В этот момент на кухне раздается грохот, будто выстрелили из ружья. Исходя из прошлого опыта, догадываюсь, что это с плиты свалилась сковорода. Она свалилась на бутылки из-под кефира, которые стоят возле плиты.
– Знаешь что, ты или бутылки убирай, или сковороду клади в другое место. Обратно у тебя все летит.
Борька любит слово «обратно»: у меня «обратно порвались носки» или «ты обратно все делаешь наоборот».
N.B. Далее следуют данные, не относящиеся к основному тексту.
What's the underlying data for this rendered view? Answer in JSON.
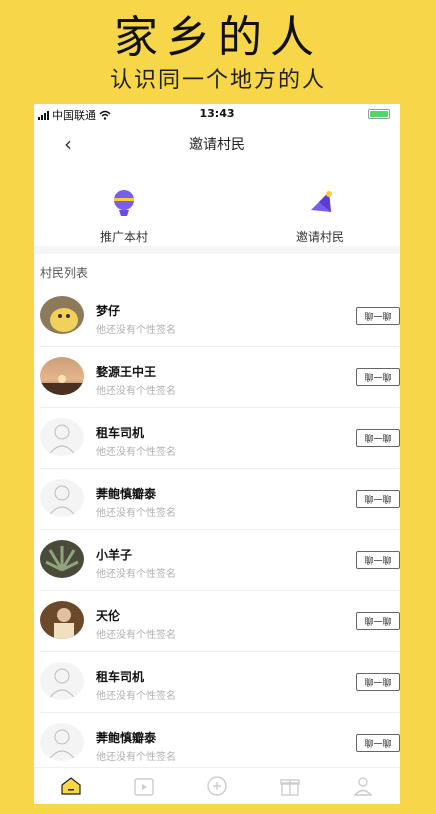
{
  "promo": {
    "title": "家乡的人",
    "subtitle": "认识同一个地方的人"
  },
  "status_bar": {
    "carrier": "中国联通",
    "time": "13:43"
  },
  "nav": {
    "title": "邀请村民",
    "back_icon": "chevron-left-icon"
  },
  "actions": [
    {
      "label": "推广本村",
      "icon": "balloon-icon"
    },
    {
      "label": "邀请村民",
      "icon": "megaphone-icon"
    }
  ],
  "section_title": "村民列表",
  "chat_label": "聊一聊",
  "villagers": [
    {
      "name": "梦仔",
      "signature": "他还没有个性签名",
      "avatar": "photo-pikachu"
    },
    {
      "name": "婺源王中王",
      "signature": "他还没有个性签名",
      "avatar": "photo-sunset"
    },
    {
      "name": "租车司机",
      "signature": "他还没有个性签名",
      "avatar": "default-person"
    },
    {
      "name": "莾鲍慎瓣泰",
      "signature": "他还没有个性签名",
      "avatar": "default-person"
    },
    {
      "name": "小羊子",
      "signature": "他还没有个性签名",
      "avatar": "photo-succulent"
    },
    {
      "name": "天伦",
      "signature": "他还没有个性签名",
      "avatar": "photo-portrait"
    },
    {
      "name": "租车司机",
      "signature": "他还没有个性签名",
      "avatar": "default-person"
    },
    {
      "name": "莾鲍慎瓣泰",
      "signature": "他还没有个性签名",
      "avatar": "default-person"
    }
  ],
  "tabs": [
    {
      "icon": "home-icon",
      "active": true
    },
    {
      "icon": "calendar-icon",
      "active": false
    },
    {
      "icon": "add-circle-icon",
      "active": false
    },
    {
      "icon": "gift-icon",
      "active": false
    },
    {
      "icon": "profile-icon",
      "active": false
    }
  ],
  "colors": {
    "background": "#F8D64A",
    "accent_purple": "#7B5CF0",
    "battery": "#4CD964"
  }
}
Ночью я еду в Ленинград. Деньги мне дала Татьяна, причем довольно быстро, не выясняя смысла жизни.
– Спасибо, – сказала я.
– Пожалуйста, – ответила Татьяна.
Так и бывает в жизни, когда человек выручает человека. «Спасибо», – говорит один. «Пожалуйста», – отвечает другой.
Я еду в свой город на чужую свадьбу, везу в подарок дымчатые очки, каких не достанешь. Сейчас, правда, осень, очки не нужны. Но ведь будет другое лето.
Инструктор по плаванию
Я лежу на диване и читаю учебник физики.
«Когда в катушке тока нет, кусок железа неподвижен…» Это похоже на стихи:
Когда в катушке тока нет,Кусок железа неподвижен…Ни катушка, ни кусок железа меня не интересуют совершенно. Я изучаю физику для двух людей: для мамы и для Петрова.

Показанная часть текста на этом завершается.